Op 18 september 2025 heeft de kinderrechter van de Rechtbank Noord-Holland, zittingsplaats Alkmaar, uitspraak gedaan in een zaak betreffende de opheffing van de ondertoezichtstelling van twee minderjarigen, [de minderjarige 1] en [de minderjarige 2]. De gecertificeerde instelling Leger des Heils Jeugdbescherming & Reclassering (hierna: de GI) had verzocht om de ondertoezichtstelling op te heffen, omdat deze volgens hen niet had geleid tot verbetering van de situatie van de kinderen. De ouders van de minderjarigen waren niet verschenen op de zitting en hadden geen medewerking verleend aan de hulpverlening, wat de GI als belemmerend ervoer voor de ontwikkeling van de kinderen.
De kinderrechter heeft vastgesteld dat de zorgen rondom de minderjarigen nog steeds bestaan en dat er onduidelijkheid is over hun verblijfplaats. De ouders hebben al het contact met de GI verbroken en de aanmelding van [de minderjarige 2] bij het ROC is mislukt. De kinderrechter oordeelde dat de GI nog een laatste poging moet ondernemen om in contact te komen met het gezin en dat de ondertoezichtstelling in stand moet blijven tot 15 oktober 2025. De kinderrechter heeft het verzoek van de GI om de ondertoezichtstelling op te heffen afgewezen, omdat de situatie van de kinderen nog te kwetsbaar is en er nog geen schriftelijke aanwijzing is gegeven.
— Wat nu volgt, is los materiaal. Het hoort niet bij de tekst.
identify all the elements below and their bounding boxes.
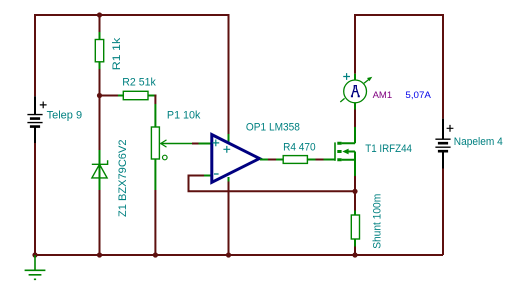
node junction R1 top xyxy=(97,12,102,17)
transistor Q1 T1 IRFZ44 xyxy=(335,127,355,176)
wire ammeter to drain xyxy=(354,110,356,128)
resistor Shunt xyxy=(351,211,359,247)
wire R2 to P1 corner xyxy=(154,95,156,105)
svg-text:Telep 9: Telep 9 xyxy=(47,110,82,122)
zener diode Z1 xyxy=(92,150,108,190)
svg-text:R2 51k: R2 51k xyxy=(122,77,156,89)
svg-text:Z1 BZX79C6V2: Z1 BZX79C6V2 xyxy=(117,140,129,218)
op-amp U1 triangle xyxy=(212,135,260,183)
svg-text:5,07A: 5,07A xyxy=(405,90,431,101)
node junction feedback shunt top xyxy=(352,189,357,194)
svg-text:Napelem 4: Napelem 4 xyxy=(454,136,503,148)
resistor R1 xyxy=(95,32,103,69)
svg-text:R4 470: R4 470 xyxy=(283,142,316,154)
svg-text:R1 1k: R1 1k xyxy=(111,37,123,70)
wire R4 to gate segment xyxy=(316,159,324,161)
node bottom rail junction battery left xyxy=(32,252,37,257)
wire feedback xyxy=(189,176,356,192)
wire op-amp minus input stub xyxy=(204,175,211,177)
svg-text:P1 10k: P1 10k xyxy=(167,110,201,122)
node bottom rail junction op-amp supply xyxy=(226,252,231,257)
wire op-amp V+ stub xyxy=(228,134,230,143)
battery B1 Telep 9 xyxy=(27,96,46,143)
wire zener top xyxy=(99,96,101,151)
ground xyxy=(25,255,46,279)
resistor R2 xyxy=(118,91,156,127)
wire gate lead xyxy=(324,159,336,161)
svg-text:OP1 LM358: OP1 LM358 xyxy=(246,122,300,134)
ammeter AM1 xyxy=(340,73,372,109)
node junction R2 left xyxy=(97,93,102,98)
node bottom rail junction shunt xyxy=(352,252,357,257)
wire op-amp output stub xyxy=(260,159,268,161)
wire bottom rail xyxy=(35,143,443,255)
svg-text:T1 IRFZ44: T1 IRFZ44 xyxy=(365,143,412,155)
svg-text:Shunt 100m: Shunt 100m xyxy=(371,194,383,249)
wire top-left rail xyxy=(35,15,229,134)
wire op-amp output segment xyxy=(268,159,276,161)
node bottom rail junction pot xyxy=(153,252,158,257)
wire R1 to R2 junction xyxy=(100,69,119,96)
wire source to shunt xyxy=(354,176,356,211)
battery B2 Napelem 4 xyxy=(435,119,453,169)
resistor R4 xyxy=(276,156,316,164)
wire top-right rail xyxy=(355,15,443,119)
wire op-amp V- stub xyxy=(228,177,230,182)
node bottom rail junction zener xyxy=(97,252,102,257)
svg-text:AM1: AM1 xyxy=(373,90,393,101)
wire wiper to op-amp xyxy=(192,143,199,145)
wire op-amp plus input stub xyxy=(199,143,212,145)
potentiometer P1 xyxy=(151,127,192,190)
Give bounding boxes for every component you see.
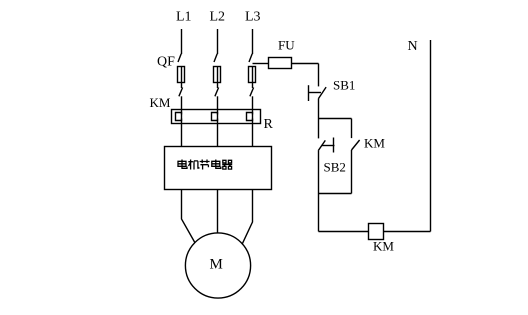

De beslissing is openbaar uitgesproken en de kinderrechter heeft benadrukt dat het belangrijk is dat de GI blijft proberen om de ouders en kinderen te bereiken, gezien de toegenomen zorgen door de dakloosheid van de ouders. De kinderrechter heeft de ouders aangespoord om samen te werken met de GI en de hulpverlening te accepteren, om zo de ontwikkeling van de kinderen te waarborgen.